A.1  Constrained Optimization


    GRBL2 also offers a constrained optimization solution algorithm.  This
algorithm is easily invoked by setting constraints.  GRBL2 will then proceed with a
"step-direction constrained" variant of MLE that guarantees that these constraints
will be satisfied.  
         
   The basic approach is iterative.  Starting with the non-constrained step
direction, GRBL2 finds the largest step size that will not violate the constraints. 
If this step size equals zero, GRBL2 will determine which constraint(s) are
binding, and selectively bind the variables in these constraints.  Bound variables
are then treated as constants, and the step direction is re-computed using the
remaining "free to vary" variables.  In other words, the "constrained" variables
are temporarily removed from the problem, and optimization proceeds for one
step as if these variables were constants.  Presuming that a likelihood improving
step can be found, we then re-introduce the "bound" variables back into the
problem, and the process is reiterated.  

   GRBL2 attempts to limit the number of variables that are "removed" from
the problem.  Thus, if a 3 variable constraint (say, X1 + 2 * X2 - Z3 < 100 )
is binding, rather then setting all 3 variables to be constants, GRBL2 will constrain
a number of different combinations of these (3) variables, starting with the least
stringent.  Alternatively, GRBL2 can be instructed to try all combinations of these
3 and choose the best (where best means the combination with the largest log-likelihood). 
             
   This constrained optimization algorithm has the advantage of flexibility,
but it is of a heuristic nature and is not guaranteed to return a global (constrained)
maximum, even in cases where the unconstrained model is known to be globally
concave (e.g., the homoscedastic TOBIT or the POISSON).    

			--------------------------------


B.   How to Use GRBL2 Maximum Likelihood Routines

In order to use the GRBL2 maximum likelihood routines, we assume you have
installed the GRBL2 package, and have GRBL2_MLE.INC (and other GRBL2_* files)
in the SOURCE subdirectory (of your GRBL2 directory).

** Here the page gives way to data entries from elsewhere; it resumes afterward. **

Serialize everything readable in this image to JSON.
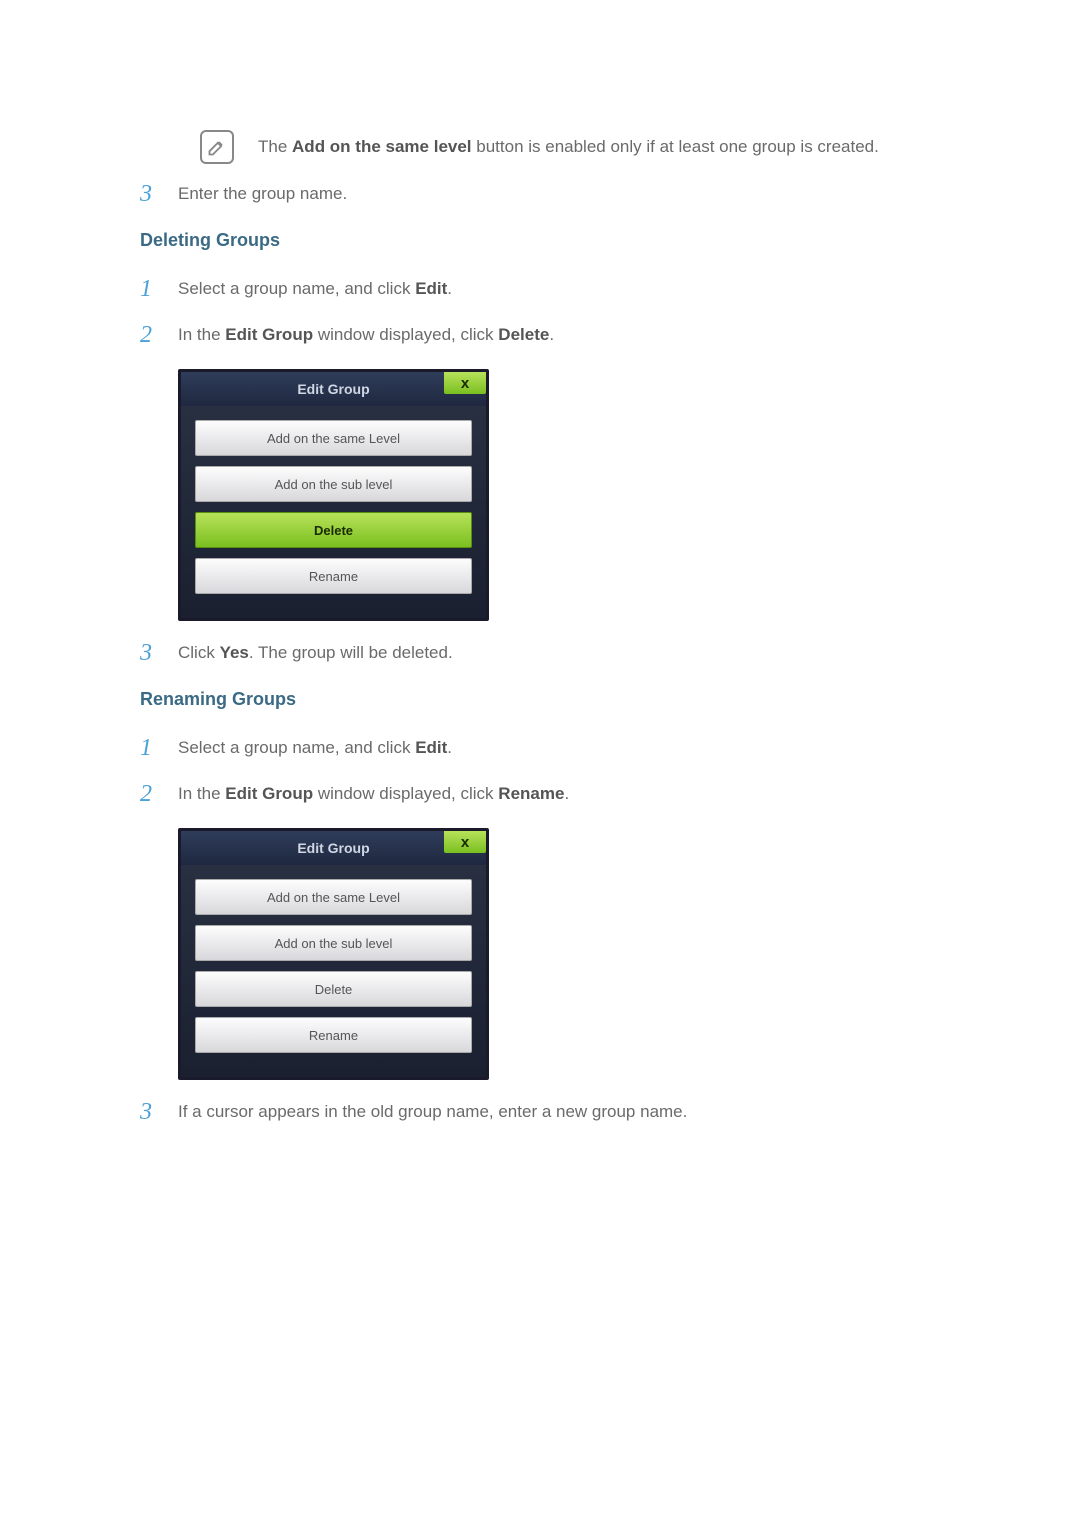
{
  "note": {
    "prefix": "The ",
    "bold": "Add on the same level",
    "suffix": " button is enabled only if at least one group is created."
  },
  "step_note_after": {
    "num": "3",
    "text": "Enter the group name."
  },
  "sections": {
    "delete": {
      "heading": "Deleting Groups",
      "steps": {
        "s1": {
          "num": "1",
          "prefix": "Select a group name, and click ",
          "bold": "Edit",
          "suffix": "."
        },
        "s2": {
          "num": "2",
          "prefix": "In the ",
          "bold1": "Edit Group",
          "mid": " window displayed, click ",
          "bold2": "Delete",
          "suffix": "."
        },
        "s3": {
          "num": "3",
          "prefix": "Click ",
          "bold": "Yes",
          "suffix": ". The group will be deleted."
        }
      },
      "dialog": {
        "title": "Edit Group",
        "close": "x",
        "btn1": "Add on the same Level",
        "btn2": "Add on the sub level",
        "btn3": "Delete",
        "btn4": "Rename"
      }
    },
    "rename": {
      "heading": "Renaming Groups",
      "steps": {
        "s1": {
          "num": "1",
          "prefix": "Select a group name, and click ",
          "bold": "Edit",
          "suffix": "."
        },
        "s2": {
          "num": "2",
          "prefix": "In the ",
          "bold1": "Edit Group",
          "mid": " window displayed, click ",
          "bold2": "Rename",
          "suffix": "."
        },
        "s3": {
          "num": "3",
          "text": "If a cursor appears in the old group name, enter a new group name."
        }
      },
      "dialog": {
        "title": "Edit Group",
        "close": "x",
        "btn1": "Add on the same Level",
        "btn2": "Add on the sub level",
        "btn3": "Delete",
        "btn4": "Rename"
      }
    }
  }
}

There are basically two steps:
   1) Create a gauss program that calls the GRBL2 MAXLIKC (MAXimum LIKelihood with Constraints) procedure.
   2) Create a "model" procedure (that computes log-likelihood, etc), that is called by MAXLIKC.

			--------------------------------

B.1  Create a GAUSS program that calls the MAXLIKC

The call to the MAXLIKC should have the syntax:

          {loglik,beta,freeindx}=
                maxlikc(bstart,cnstlist,ditype,dogolden,prntit,header,&MODELNAM,parnames);

where the 3 arguments returned are:

              loglik:    a scalar value equal to the log-likelihood computed
                         over the entire sample
              beta:      an estimate of Kx1 coefficient vector
              freeindx:  a Jx1 (JK) vector indexing the coefficients that are
                         not constrained.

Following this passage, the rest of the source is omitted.